Only one problem. There were those nasty side affects. And what is the side affect to my med? You guessed it. Hot flashes. When combined with the ones of that magical “mature woman” sensation, I suddenly went from mild hot flashes to set me on fire and get it over with flashes. One day, two weeks ago, I had a hot flash so hot I thought I was going to find blisters on my skin. It exploded from within, rushing thru the veins and to my brain (or is it the other way around? Never could figure that out). Where’s the marshmallow’s people? Just hold them over my body and watch them toast! You think I’m exaggerating, but I’m not. Ok, maybe the marshmallows wouldn’t have turned brown, but they definitely would have melted. My hand, which was laying in my lap at that time, felt as if I’d just considered picking up a hot pan on the stove and caught myself “Just in time”, the heat already searing through the skin.
So when I heard the phrase “Even my sweat is sweating” I cracked up, and immediately took to using it. It was the best way to explain how I felt. I no longer was a lady of the south. I no longer perspire. I sweat. My clothes aren’t just damp anymore, they are soaked. The other day I washed my hair and let it dry naturally. Wait, it never did dry – it stayed wet even after I went to bed. Due to sweat, of course. (That makes it sound like I never wash my hair, but I promise, I’m just making an example. LOL)

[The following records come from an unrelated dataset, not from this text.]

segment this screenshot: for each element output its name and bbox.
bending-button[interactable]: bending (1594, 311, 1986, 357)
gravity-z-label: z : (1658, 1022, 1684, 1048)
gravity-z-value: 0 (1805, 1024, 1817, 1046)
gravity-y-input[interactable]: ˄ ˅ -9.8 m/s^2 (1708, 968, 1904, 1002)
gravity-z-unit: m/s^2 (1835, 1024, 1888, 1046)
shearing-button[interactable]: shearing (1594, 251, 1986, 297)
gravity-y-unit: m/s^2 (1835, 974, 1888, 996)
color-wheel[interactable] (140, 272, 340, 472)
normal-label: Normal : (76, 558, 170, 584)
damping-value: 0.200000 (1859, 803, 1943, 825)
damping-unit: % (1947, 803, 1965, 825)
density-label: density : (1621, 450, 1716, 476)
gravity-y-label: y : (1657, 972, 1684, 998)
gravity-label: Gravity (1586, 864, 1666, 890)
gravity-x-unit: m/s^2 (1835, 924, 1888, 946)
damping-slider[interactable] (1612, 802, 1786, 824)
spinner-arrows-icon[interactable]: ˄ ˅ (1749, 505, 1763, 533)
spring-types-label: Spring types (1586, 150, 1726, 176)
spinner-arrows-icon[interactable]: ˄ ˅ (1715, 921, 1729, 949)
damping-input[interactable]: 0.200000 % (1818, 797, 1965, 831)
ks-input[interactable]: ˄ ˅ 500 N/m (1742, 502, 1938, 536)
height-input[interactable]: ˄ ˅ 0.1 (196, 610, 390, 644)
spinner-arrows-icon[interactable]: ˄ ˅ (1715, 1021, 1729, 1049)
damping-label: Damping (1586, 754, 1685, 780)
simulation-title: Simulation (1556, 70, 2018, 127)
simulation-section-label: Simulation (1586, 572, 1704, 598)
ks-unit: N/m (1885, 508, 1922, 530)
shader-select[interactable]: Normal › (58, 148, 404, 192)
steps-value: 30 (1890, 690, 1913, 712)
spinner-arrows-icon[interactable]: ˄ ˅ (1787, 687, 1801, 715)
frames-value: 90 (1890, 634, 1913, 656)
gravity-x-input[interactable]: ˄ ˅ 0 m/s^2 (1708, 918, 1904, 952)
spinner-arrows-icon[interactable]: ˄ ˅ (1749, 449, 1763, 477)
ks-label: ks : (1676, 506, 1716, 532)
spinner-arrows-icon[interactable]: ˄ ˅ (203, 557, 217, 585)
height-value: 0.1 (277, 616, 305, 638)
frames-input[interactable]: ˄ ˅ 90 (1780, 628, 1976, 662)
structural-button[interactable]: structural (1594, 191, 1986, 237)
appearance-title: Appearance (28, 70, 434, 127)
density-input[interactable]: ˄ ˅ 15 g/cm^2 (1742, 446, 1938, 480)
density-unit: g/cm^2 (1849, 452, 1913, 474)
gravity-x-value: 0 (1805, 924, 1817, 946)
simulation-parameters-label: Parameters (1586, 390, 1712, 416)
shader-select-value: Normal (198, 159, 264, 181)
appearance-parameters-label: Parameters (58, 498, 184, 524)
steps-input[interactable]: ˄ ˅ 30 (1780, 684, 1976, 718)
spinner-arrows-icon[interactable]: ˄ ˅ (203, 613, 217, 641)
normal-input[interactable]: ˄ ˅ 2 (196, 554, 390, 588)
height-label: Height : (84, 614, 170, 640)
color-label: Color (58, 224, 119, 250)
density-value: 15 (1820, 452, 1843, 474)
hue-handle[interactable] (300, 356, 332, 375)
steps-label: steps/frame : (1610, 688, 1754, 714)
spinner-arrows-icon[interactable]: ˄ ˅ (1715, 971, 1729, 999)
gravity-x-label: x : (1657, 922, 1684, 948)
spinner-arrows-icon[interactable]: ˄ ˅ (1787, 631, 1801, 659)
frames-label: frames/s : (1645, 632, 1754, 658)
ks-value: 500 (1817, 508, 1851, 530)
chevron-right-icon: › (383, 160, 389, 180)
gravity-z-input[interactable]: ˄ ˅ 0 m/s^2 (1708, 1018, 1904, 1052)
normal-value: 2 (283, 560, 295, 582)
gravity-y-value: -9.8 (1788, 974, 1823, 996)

One simple warm breeze would send me into a frenzy of heat. My favorite way to sleep, wrapped around a pillow, no longer worked, because the pillow would rest against my chest, holding in the heat, and you guessed it, I’d wake up drenched and ready to go stick my head in the freezer. Luckily the hot flashes are tapering off because I’ve changed meds. Either that or the fact I don’t have the heat on in a cold house is doing the trick.
Two nights ago my teeth were chattering it was so cold in my house, but I refused to turn on the heat, knowing it would only make matters worse. I was just considering bed, when sure enough, there it was. Heat swept through my body at a speed ten times the speed of light (Only a slight exaggeration). Definitely faster than my heroines when they get a real good look at their hot hero. But the weird thing? My hand, sitting on my computer mouse, was still ice cold. How do I know? Cuz the first thing you automatically do is touch your forehead, as though you have a fever. Now that was a shocker. An ice cold hand touching a burning hot head. Wowsa! LOL.
The good thing is I’ve now changed meds, and over the last few days I’ve noticed the hot flashes seem less intense. I’ve actually slept two nites in a row without waking up 15 times to throw off the covers, and then 15 more times to put them back on. Maybe, just maybe, I’m about to get back down to the normal, everyday, “That change” hot flashes.
So if you’ve wondered why I was a bit quiet the last six months – it was because even my sweat was sweating, especially when around the computer! The heat coming off our systems was all it took to throw me into one of those sweet, adorable flashes of heat so strong I could probably toast bread. Like the boy on Ghost Whisperer said: Even my Sweat has been Sweating!